Avoir des enfants fausse probablement mon jugement actuel, mais cela n’a pas effacé ma mémoire. Je me souviens parfaitement de ce qu’était la vie avant. Assez bien pour que certaines choses me manquent terriblement, comme la possibilité de partir à l’étranger au pied levé. C’était tellement bien. Pourquoi est-ce que je ne l’ai jamais fait ?

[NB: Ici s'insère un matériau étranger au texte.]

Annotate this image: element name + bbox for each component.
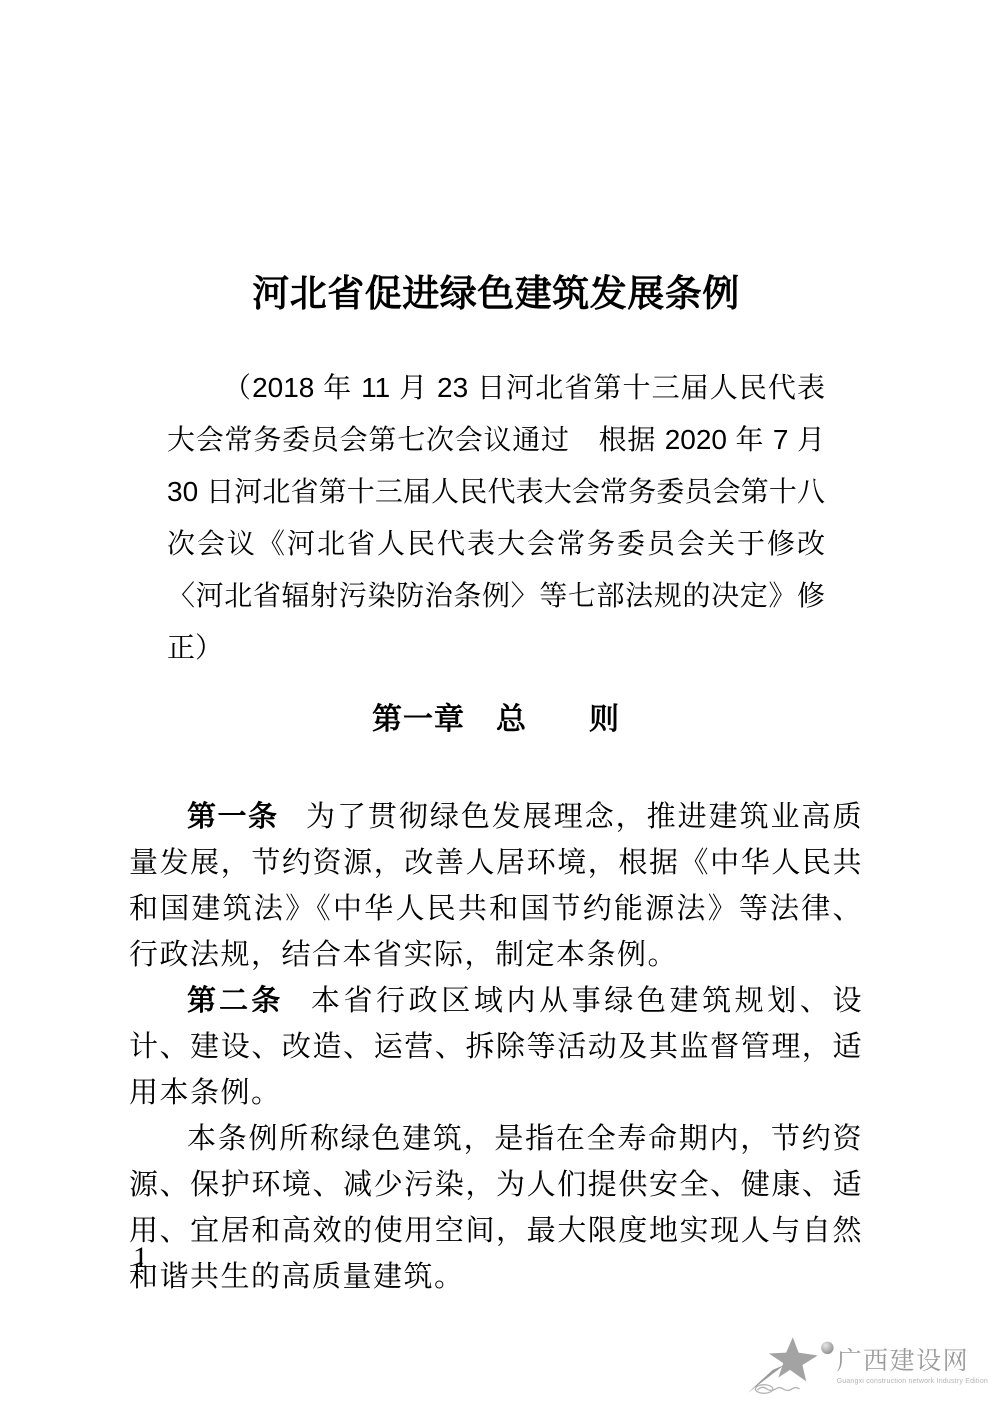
logo-script-scribble [755, 1385, 799, 1394]
document-title: 河北省促进绿色建筑发展条例 [0, 0, 992, 318]
article-body: 第一条为了贯彻绿色发展理念，推进建筑业高质量发展，节约资源，改善人居环境，根据《… [129, 794, 863, 1300]
article-2-label: 第二条 [187, 985, 283, 1017]
watermark-text: 广西建设网 Guangxi construction network Indus… [837, 1348, 988, 1386]
chapter-heading: 第一章 总 则 [0, 702, 992, 738]
article-1: 第一条为了贯彻绿色发展理念，推进建筑业高质量发展，节约资源，改善人居环境，根据《… [129, 794, 863, 978]
document-page: 河北省促进绿色建筑发展条例 （2018 年 11 月 23 日河北省第十三届人民… [0, 0, 992, 1403]
article-2: 第二条本省行政区域内从事绿色建筑规划、设计、建设、改造、运营、拆除等活动及其监督… [129, 978, 863, 1116]
site-watermark: 广西建设网 Guangxi construction network Indus… [743, 1335, 988, 1397]
page-number: 1 [133, 1240, 148, 1276]
site-tagline: Guangxi construction network Industry Ed… [837, 1377, 988, 1386]
article-2-paragraph-2-text: 本条例所称绿色建筑，是指在全寿命期内，节约资源、保护环境、减少污染，为人们提供安… [129, 1123, 863, 1293]
enactment-preamble: （2018 年 11 月 23 日河北省第十三届人民代表大会常务委员会第七次会议… [167, 362, 825, 674]
logo-ball [821, 1342, 833, 1354]
star-logo-icon [743, 1335, 835, 1397]
site-name: 广西建设网 [837, 1348, 988, 1375]
article-2-paragraph-2: 本条例所称绿色建筑，是指在全寿命期内，节约资源、保护环境、减少污染，为人们提供安… [129, 1116, 863, 1300]
article-1-label: 第一条 [187, 801, 278, 833]
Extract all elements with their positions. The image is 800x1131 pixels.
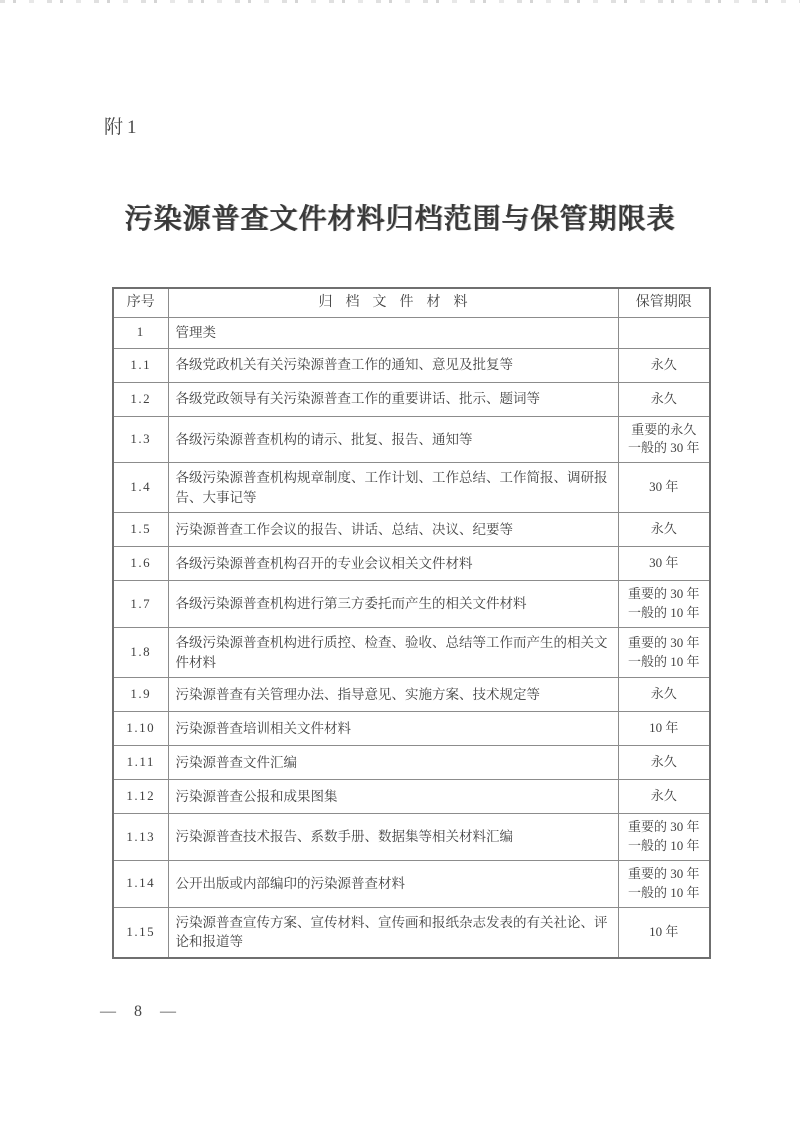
table-row: 1.6 各级污染源普查机构召开的专业会议相关文件材料 30 年 [113, 547, 710, 581]
row-index: 1.3 [113, 416, 168, 463]
row-retention: 永久 [618, 678, 710, 712]
row-material: 污染源普查工作会议的报告、讲话、总结、决议、纪要等 [168, 513, 618, 547]
table-row: 1.13 污染源普查技术报告、系数手册、数据集等相关材料汇编 重要的 30 年 … [113, 814, 710, 861]
table-row: 1.3 各级污染源普查机构的请示、批复、报告、通知等 重要的永久 一般的 30 … [113, 416, 710, 463]
row-index: 1.5 [113, 513, 168, 547]
row-material: 污染源普查宣传方案、宣传材料、宣传画和报纸杂志发表的有关社论、评论和报道等 [168, 907, 618, 958]
table-row: 1.12 污染源普查公报和成果图集 永久 [113, 780, 710, 814]
row-material: 各级党政领导有关污染源普查工作的重要讲话、批示、题词等 [168, 382, 618, 416]
table-row: 1.8 各级污染源普查机构进行质控、检查、验收、总结等工作而产生的相关文件材料 … [113, 628, 710, 678]
row-retention: 重要的永久 一般的 30 年 [618, 416, 710, 463]
table-row: 1.4 各级污染源普查机构规章制度、工作计划、工作总结、工作简报、调研报告、大事… [113, 463, 710, 513]
table-header-row: 序号 归档文件材料 保管期限 [113, 288, 710, 317]
row-retention: 重要的 30 年 一般的 10 年 [618, 628, 710, 678]
row-retention: 永久 [618, 513, 710, 547]
row-index: 1.1 [113, 348, 168, 382]
table-row: 1.11 污染源普查文件汇编 永久 [113, 746, 710, 780]
row-material: 污染源普查文件汇编 [168, 746, 618, 780]
row-material: 各级污染源普查机构进行第三方委托而产生的相关文件材料 [168, 581, 618, 628]
row-index: 1.14 [113, 860, 168, 907]
row-index: 1.15 [113, 907, 168, 958]
table-row: 1.14 公开出版或内部编印的污染源普查材料 重要的 30 年 一般的 10 年 [113, 860, 710, 907]
row-index: 1.7 [113, 581, 168, 628]
attachment-label: 附1 [104, 112, 141, 139]
row-retention: 永久 [618, 780, 710, 814]
row-retention: 永久 [618, 746, 710, 780]
scan-noise-artifact [0, 0, 800, 3]
table-row: 1.10 污染源普查培训相关文件材料 10 年 [113, 712, 710, 746]
column-header-material: 归档文件材料 [168, 288, 618, 317]
column-header-index: 序号 [113, 288, 168, 317]
table-row: 1.7 各级污染源普查机构进行第三方委托而产生的相关文件材料 重要的 30 年 … [113, 581, 710, 628]
row-material: 各级污染源普查机构规章制度、工作计划、工作总结、工作简报、调研报告、大事记等 [168, 463, 618, 513]
row-retention [618, 317, 710, 348]
table-body: 1 管理类 1.1 各级党政机关有关污染源普查工作的通知、意见及批复等 永久 1… [113, 317, 710, 958]
row-retention: 永久 [618, 382, 710, 416]
page-title: 污染源普查文件材料归档范围与保管期限表 [0, 197, 800, 237]
row-material: 公开出版或内部编印的污染源普查材料 [168, 860, 618, 907]
row-material: 各级污染源普查机构的请示、批复、报告、通知等 [168, 416, 618, 463]
row-index: 1.8 [113, 628, 168, 678]
archive-table-container: 序号 归档文件材料 保管期限 1 管理类 1.1 各级党政机关有关污染源普查工作… [112, 287, 709, 959]
row-material: 污染源普查培训相关文件材料 [168, 712, 618, 746]
row-retention: 10 年 [618, 907, 710, 958]
row-material: 各级污染源普查机构进行质控、检查、验收、总结等工作而产生的相关文件材料 [168, 628, 618, 678]
row-material: 污染源普查有关管理办法、指导意见、实施方案、技术规定等 [168, 678, 618, 712]
table-row: 1.5 污染源普查工作会议的报告、讲话、总结、决议、纪要等 永久 [113, 513, 710, 547]
row-retention: 重要的 30 年 一般的 10 年 [618, 814, 710, 861]
table-row: 1.1 各级党政机关有关污染源普查工作的通知、意见及批复等 永久 [113, 348, 710, 382]
row-material: 污染源普查技术报告、系数手册、数据集等相关材料汇编 [168, 814, 618, 861]
row-retention: 30 年 [618, 463, 710, 513]
table-row: 1.9 污染源普查有关管理办法、指导意见、实施方案、技术规定等 永久 [113, 678, 710, 712]
row-material: 各级污染源普查机构召开的专业会议相关文件材料 [168, 547, 618, 581]
row-material: 管理类 [168, 317, 618, 348]
row-material: 污染源普查公报和成果图集 [168, 780, 618, 814]
row-retention: 10 年 [618, 712, 710, 746]
row-index: 1.13 [113, 814, 168, 861]
row-retention: 永久 [618, 348, 710, 382]
page-number: — 8 — [100, 1003, 183, 1021]
row-index: 1.2 [113, 382, 168, 416]
row-retention: 重要的 30 年 一般的 10 年 [618, 860, 710, 907]
row-retention: 重要的 30 年 一般的 10 年 [618, 581, 710, 628]
row-index: 1.11 [113, 746, 168, 780]
row-index: 1.4 [113, 463, 168, 513]
column-header-retention: 保管期限 [618, 288, 710, 317]
row-index: 1.12 [113, 780, 168, 814]
table-row: 1 管理类 [113, 317, 710, 348]
archive-table: 序号 归档文件材料 保管期限 1 管理类 1.1 各级党政机关有关污染源普查工作… [112, 287, 711, 959]
row-index: 1.10 [113, 712, 168, 746]
row-index: 1.6 [113, 547, 168, 581]
table-row: 1.15 污染源普查宣传方案、宣传材料、宣传画和报纸杂志发表的有关社论、评论和报… [113, 907, 710, 958]
row-retention: 30 年 [618, 547, 710, 581]
row-material: 各级党政机关有关污染源普查工作的通知、意见及批复等 [168, 348, 618, 382]
table-row: 1.2 各级党政领导有关污染源普查工作的重要讲话、批示、题词等 永久 [113, 382, 710, 416]
row-index: 1.9 [113, 678, 168, 712]
row-index: 1 [113, 317, 168, 348]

Vous me voyez venir ? Je n’utilisais qu’une toute petite partie de la liberté que j’avais avant les enfants. Le prix de cette liberté était la solitude, mais je n’en profitais jamais.

J’ai souvent été heureux avant d’avoir des enfants. Mais si je fais le décompte des moments heureux avant les enfants et depuis les enfants, la balance penche clairement en faveur des enfants. Désormais, c’est comme si j’avais un robinet à moment heureux à domicile. À ouvrir à chaque histoire du soir.

Chacun vit une expérience différente de la parentalité, et j’ai conscience d’avoir été chanceux. Mais il me semble que les inquiétudes que j’avais avant d’avoir des enfants sont assez courantes. Et, à en juger par le visage des autres parents quand ils regardent leurs enfants, le bonheur qu’ils apportent l’est aussi.